ZIMMERLING: Genau! Im Matthäus-Evangelium wird sichtbar, dass Jesus Menschen ohne Bedingungen annimmt. Die Prostituierten und die Wirtschaftskriminellen haben sich nicht bekehrt, bevor Jesus mit ihnen Tischgemeinschaft hat. Seine Zuwendung geschieht ohne Vorleistungen. Allerdings stimmt das andere auch, was Bonhoeffer einmal so auf den Punkt brachte: Die Nachfolge Jesu ist zwar umsonst – sie kostet aber den, der nachfolgt, das ganze Leben! Es ist ganz klar, dass Jesus erwartet, dass Menschen sich auf ihn einlassen und ihm vertrauen.

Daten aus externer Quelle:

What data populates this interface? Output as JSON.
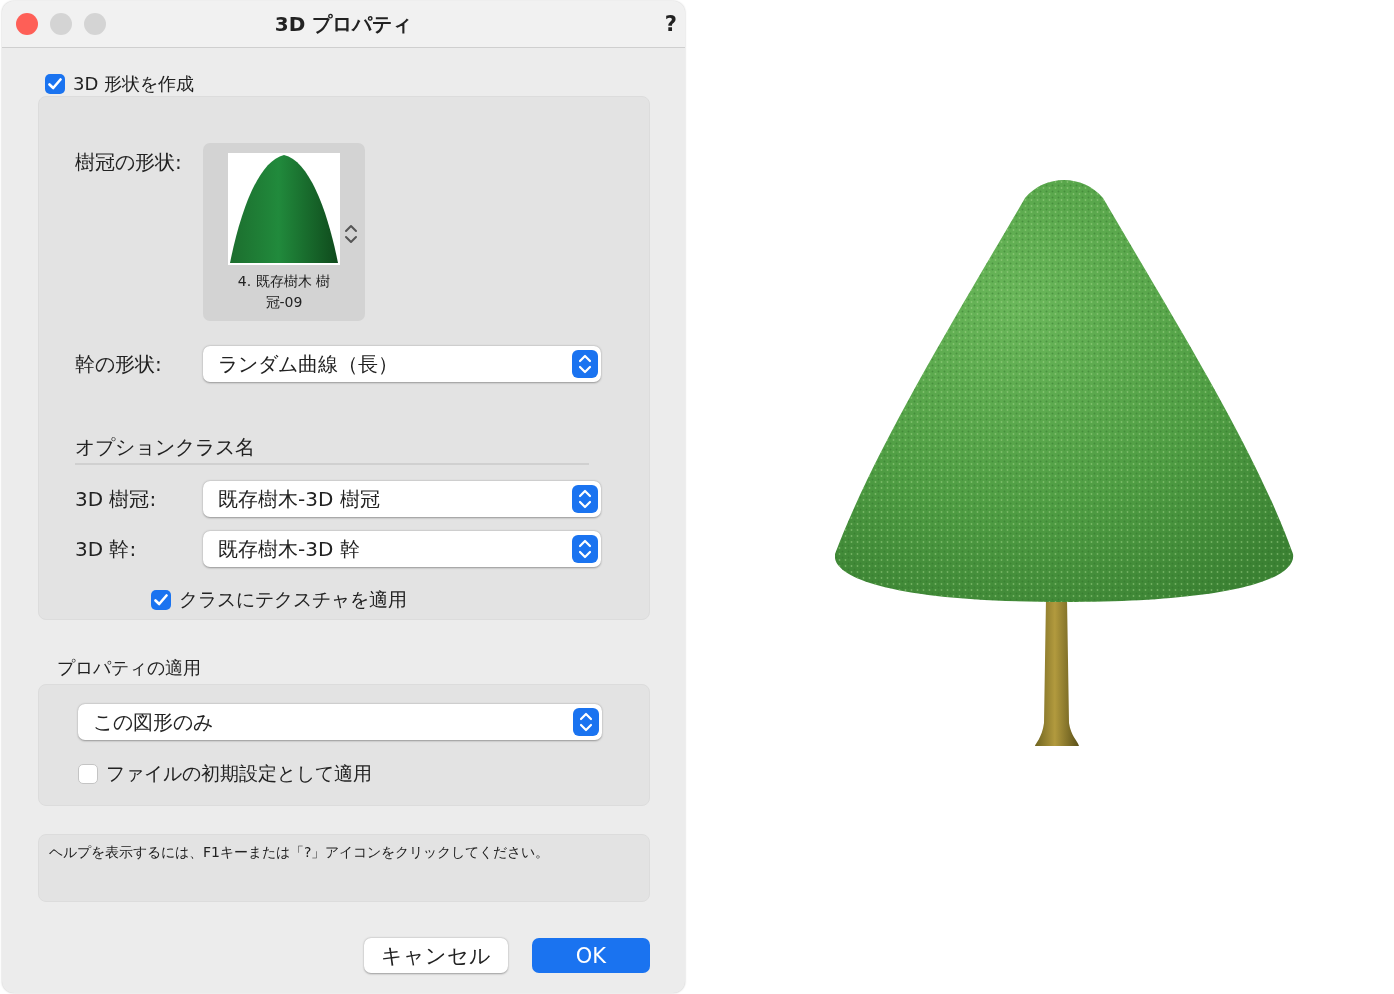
{
  "window": {
    "title": "3D プロパティ",
    "help": "?"
  },
  "create_3d": {
    "label": "3D 形状を作成",
    "checked": true
  },
  "crown_shape": {
    "label": "樹冠の形状:",
    "caption": "4. 既存樹木 樹冠-09"
  },
  "trunk_shape": {
    "label": "幹の形状:",
    "value": "ランダム曲線（長）"
  },
  "option_classes": {
    "heading": "オプションクラス名",
    "rows": [
      {
        "label": "3D 樹冠:",
        "value": "既存樹木-3D 樹冠"
      },
      {
        "label": "3D 幹:",
        "value": "既存樹木-3D 幹"
      }
    ],
    "apply_texture": {
      "label": "クラスにテクスチャを適用",
      "checked": true
    }
  },
  "apply_properties": {
    "heading": "プロパティの適用",
    "value": "この図形のみ",
    "file_default": {
      "label": "ファイルの初期設定として適用",
      "checked": false
    }
  },
  "help_text": "ヘルプを表示するには、F1キーまたは「?」アイコンをクリックしてください。",
  "buttons": [
    {
      "label": "キャンセル",
      "kind": "secondary"
    },
    {
      "label": "OK",
      "kind": "primary"
    }
  ]
}
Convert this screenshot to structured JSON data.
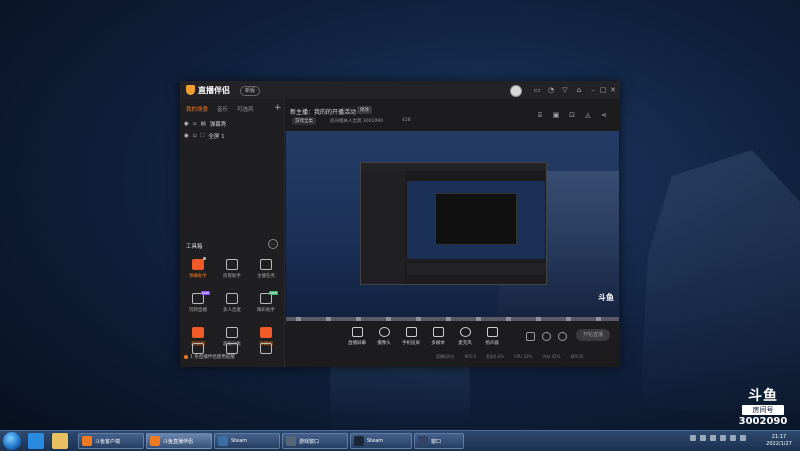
{
  "colors": {
    "accent": "#f07a20",
    "app_bg": "#1c1c1f",
    "desktop": "#10223f"
  },
  "app": {
    "name": "直播伴侣",
    "version_label": "新版",
    "header_icons": [
      "gift-icon",
      "share-icon",
      "filter-icon",
      "shirt-icon",
      "maximize-icon",
      "minimize-icon",
      "close-icon"
    ],
    "sidebar": {
      "tabs": [
        {
          "label": "我的场景",
          "active": true
        },
        {
          "label": "音乐",
          "active": false
        },
        {
          "label": "可选风",
          "active": false
        }
      ],
      "sources": [
        {
          "label": "弹幕秀"
        },
        {
          "label": "全屏 1"
        }
      ],
      "tools_title": "工具箱",
      "tools": [
        {
          "label": "弹幕助手",
          "icon": "danmu-helper-icon",
          "highlight": true
        },
        {
          "label": "房管助手",
          "icon": "room-manager-icon",
          "highlight": false
        },
        {
          "label": "主播任务",
          "icon": "task-icon",
          "highlight": false
        },
        {
          "label": "玩转直播",
          "icon": "play-live-icon",
          "highlight": false,
          "badge": "new"
        },
        {
          "label": "多人连麦",
          "icon": "multi-mic-icon",
          "highlight": false
        },
        {
          "label": "精彩助手",
          "icon": "highlight-helper-icon",
          "highlight": false,
          "badge": "new"
        },
        {
          "label": "超级图",
          "icon": "super-image-icon",
          "highlight": true
        },
        {
          "label": "超级对象",
          "icon": "super-object-icon",
          "highlight": false
        },
        {
          "label": "弹幕图",
          "icon": "danmu-image-icon",
          "highlight": true
        },
        {
          "label": "",
          "icon": "more-tool-icon",
          "highlight": false
        },
        {
          "label": "",
          "icon": "vip-tool-icon",
          "highlight": false
        },
        {
          "label": "",
          "icon": "download-tool-icon",
          "highlight": false
        }
      ],
      "notice": "1 条直播伴侣使用提醒"
    },
    "room": {
      "title": "新主播：我的的开播活动",
      "tag": "修改",
      "category": "游戏全类",
      "info": "房间相关人出现 3002090",
      "heat": "428"
    },
    "bottom_buttons": [
      {
        "label": "直播屏幕",
        "icon": "screen-capture-icon"
      },
      {
        "label": "摄像头",
        "icon": "camera-icon"
      },
      {
        "label": "手机投屏",
        "icon": "phone-cast-icon"
      },
      {
        "label": "多媒体",
        "icon": "media-icon"
      },
      {
        "label": "麦克风",
        "icon": "microphone-icon"
      },
      {
        "label": "扬声器",
        "icon": "speaker-icon"
      }
    ],
    "start_live_label": "开始直播",
    "status": [
      "直播码0分",
      "8P5.0",
      "丢帧0.0%",
      "CPU 22%",
      "内存 42%",
      "帧0/26"
    ]
  },
  "watermark": {
    "logo": "斗鱼",
    "sub": "房间号",
    "room_id": "3002090"
  },
  "taskbar": {
    "pinned": [
      {
        "icon": "ie-icon",
        "color": "#2a8ae0"
      },
      {
        "icon": "explorer-icon",
        "color": "#e8c060"
      },
      {
        "icon": "media-player-icon",
        "color": "#ff8c00"
      }
    ],
    "tasks": [
      {
        "label": "斗鱼客户端",
        "icon": "douyu-icon",
        "color": "#f07a20",
        "active": false
      },
      {
        "label": "斗鱼直播伴侣",
        "icon": "companion-icon",
        "color": "#f07a20",
        "active": true
      },
      {
        "label": "Steam",
        "icon": "steam-icon",
        "color": "#3a6ea5",
        "active": false
      },
      {
        "label": "游戏窗口",
        "icon": "game-icon",
        "color": "#556677",
        "active": false
      },
      {
        "label": "Steam",
        "icon": "steam-icon",
        "color": "#1b2838",
        "active": false
      },
      {
        "label": "窗口",
        "icon": "window-icon",
        "color": "#334466",
        "active": false
      }
    ],
    "clock": {
      "time": "21:17",
      "date": "2022/1/27"
    }
  }
}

Ich bin überzeugt, dass der Mensch erst dadurch zum Einzelnen, zur Person, wird, indem Jesus ihn anspricht. Jesus schenkt mir eine individuelle, unverwechselbare Persönlichkeit.

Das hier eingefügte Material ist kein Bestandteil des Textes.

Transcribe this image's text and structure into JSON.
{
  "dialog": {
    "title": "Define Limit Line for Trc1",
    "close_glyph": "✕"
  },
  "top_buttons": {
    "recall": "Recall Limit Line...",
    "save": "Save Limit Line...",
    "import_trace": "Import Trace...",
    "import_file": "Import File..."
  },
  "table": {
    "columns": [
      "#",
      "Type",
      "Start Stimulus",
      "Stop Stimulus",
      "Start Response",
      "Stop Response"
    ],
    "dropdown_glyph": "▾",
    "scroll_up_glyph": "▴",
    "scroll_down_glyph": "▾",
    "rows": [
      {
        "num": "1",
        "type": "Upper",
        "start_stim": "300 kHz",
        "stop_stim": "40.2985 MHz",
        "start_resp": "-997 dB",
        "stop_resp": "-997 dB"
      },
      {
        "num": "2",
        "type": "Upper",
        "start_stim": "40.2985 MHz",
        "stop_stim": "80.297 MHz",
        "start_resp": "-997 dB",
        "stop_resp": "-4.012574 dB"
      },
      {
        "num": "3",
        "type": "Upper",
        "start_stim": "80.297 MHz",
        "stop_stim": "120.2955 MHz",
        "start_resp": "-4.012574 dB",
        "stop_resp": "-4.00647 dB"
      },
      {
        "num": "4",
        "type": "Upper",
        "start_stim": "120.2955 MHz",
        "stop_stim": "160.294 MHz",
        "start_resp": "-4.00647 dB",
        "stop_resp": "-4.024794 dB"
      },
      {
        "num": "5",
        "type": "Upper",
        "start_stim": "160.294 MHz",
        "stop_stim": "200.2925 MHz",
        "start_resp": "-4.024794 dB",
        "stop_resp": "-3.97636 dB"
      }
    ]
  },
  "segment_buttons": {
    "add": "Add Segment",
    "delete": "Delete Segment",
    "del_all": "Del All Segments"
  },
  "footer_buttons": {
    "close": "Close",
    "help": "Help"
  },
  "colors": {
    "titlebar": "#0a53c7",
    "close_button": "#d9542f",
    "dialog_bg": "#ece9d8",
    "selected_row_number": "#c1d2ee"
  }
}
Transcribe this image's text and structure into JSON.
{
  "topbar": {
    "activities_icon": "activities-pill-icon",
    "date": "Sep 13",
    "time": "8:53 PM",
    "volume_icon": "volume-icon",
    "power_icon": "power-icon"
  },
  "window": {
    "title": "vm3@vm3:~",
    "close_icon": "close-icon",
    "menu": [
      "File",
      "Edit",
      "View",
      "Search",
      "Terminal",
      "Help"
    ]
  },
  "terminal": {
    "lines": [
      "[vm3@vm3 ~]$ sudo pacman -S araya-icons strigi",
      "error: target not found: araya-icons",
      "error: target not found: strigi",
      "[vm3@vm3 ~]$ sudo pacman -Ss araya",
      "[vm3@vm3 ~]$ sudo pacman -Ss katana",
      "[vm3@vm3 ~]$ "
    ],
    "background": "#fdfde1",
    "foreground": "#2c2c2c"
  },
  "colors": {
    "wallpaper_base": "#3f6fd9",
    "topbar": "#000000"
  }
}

Jesus ist der Heiland, der Heil-Bringer, der uns Heilung schenken will an Geist, Seele und Leib. Heilung, Wunder und Psychoanalyse – Ihre Haltung dazu?

 

ZIMMERLING: Da gibt es in der heutigen Christenheit auf der einen Seite einen Triumphalismus, der andauernd von Sieg und Wundern redet. Auf der anderen Seite stehen die, die Jesus nichts mehr zutrauen. Wunder gibt es auch heute noch. Aber sie gehen nicht in Serie, weil sie dann keine Wunder mehr sind. Außerdem sollten wir uns klarmachen, dass die geglaubte Wirklichkeit immer größer sein wird als die erfahrene Wirklichkeit. Ich erinnere in diesem Zusammenhang nur an Johann Christoph Blumhardt und dessen Sohn, die landeskirchliche Pfarrer waren und beide die Gabe der Heilung besaßen.

 

Heute spielen allerdings in den Landeskirchen Heilungen in der Regel keine Rolle. Anders sieht es in pfingstlich-charismatischen Gemeinden aus. Hier haben sie häufig einen dominierenden Stellenwert. Ja, der Glaube rechnet mit Wundern – aber er sollte nicht mit Triumphalismus verwechselt werden! Wir sollten Kranken keine Versprechungen auf Heilung machen, die nicht gedeckt sind. So etwas ist sehr unseelsorglich und sollte unbedingt vermieden werden. Aber genauso wenig seelsorglich ist es, wenn wir nicht mehr mit Gottes Eingreifen rechnen und so tun, als ob es das heilende Handeln Gottes nicht gäbe.

 

Wir dürfen um Heilung beten, wenn wir hinzufügen: „Gott, dein Wille geschehe.“ Das ist keine Einschränkung, so als ob wir dann weniger Glauben hätten. Jesus selbst hat im Garten Gethsemane in eben dieser Haltung gebetet, als er seinen himmlischen Vater darum bat, nicht sterben zu müssen. Deshalb dürfen wir uns dieses Gebet zum Vorbild nehmen

 

 

Apropos Vorbild: Sie erwähnen immer wieder auch die Sorgenfreiheit Jesu, von der wir lernen können.

 

ZIMMERLING: Das ist eine wichtige Grundeinstellung zum Leben, in die Jesus seine Nachfolgerinnen und Nachfolger hineinführen will. Er möchte ihnen ein hohes sorgloses Leben im Vertrauen auf Gottes Fürsorge ermöglichen. Dafür hat er in der Bergpredigt wunderbare Bilder von den Lilien und von den Vögeln gefunden: Die Lilien spinnen nicht, sie weben auch nicht und sind doch viel schöner als jedes von Menschen entworfene Kleid. Oder die Vögel, die keine Äcker bebauen und doch von Gott ernährt werden. In diese Lebensspur möchte Jesus uns in seiner Seelsorge bringen.

 

Herr Dr. Zimmerling, vielen Dank für das Gespräch.

 

 

Die Fragen stellte Dorothea Gebauer.

Dr. Peter Zimmerling

ist seit 2005 Professor für Praktische Theologie mit Schwerpunkt Seelsorge an der Theologischen Fakultät der Universität Leipzig und ist Domherr zu Meißen. Von 2012 bis 2020 war er Erster Universitätsprediger. Sein Buch „Hirte. Meister. Freund – Überrascht von der Seelsorge Jesu“ ist in diesem Frühjahr erschienen (Brunnen Verlag).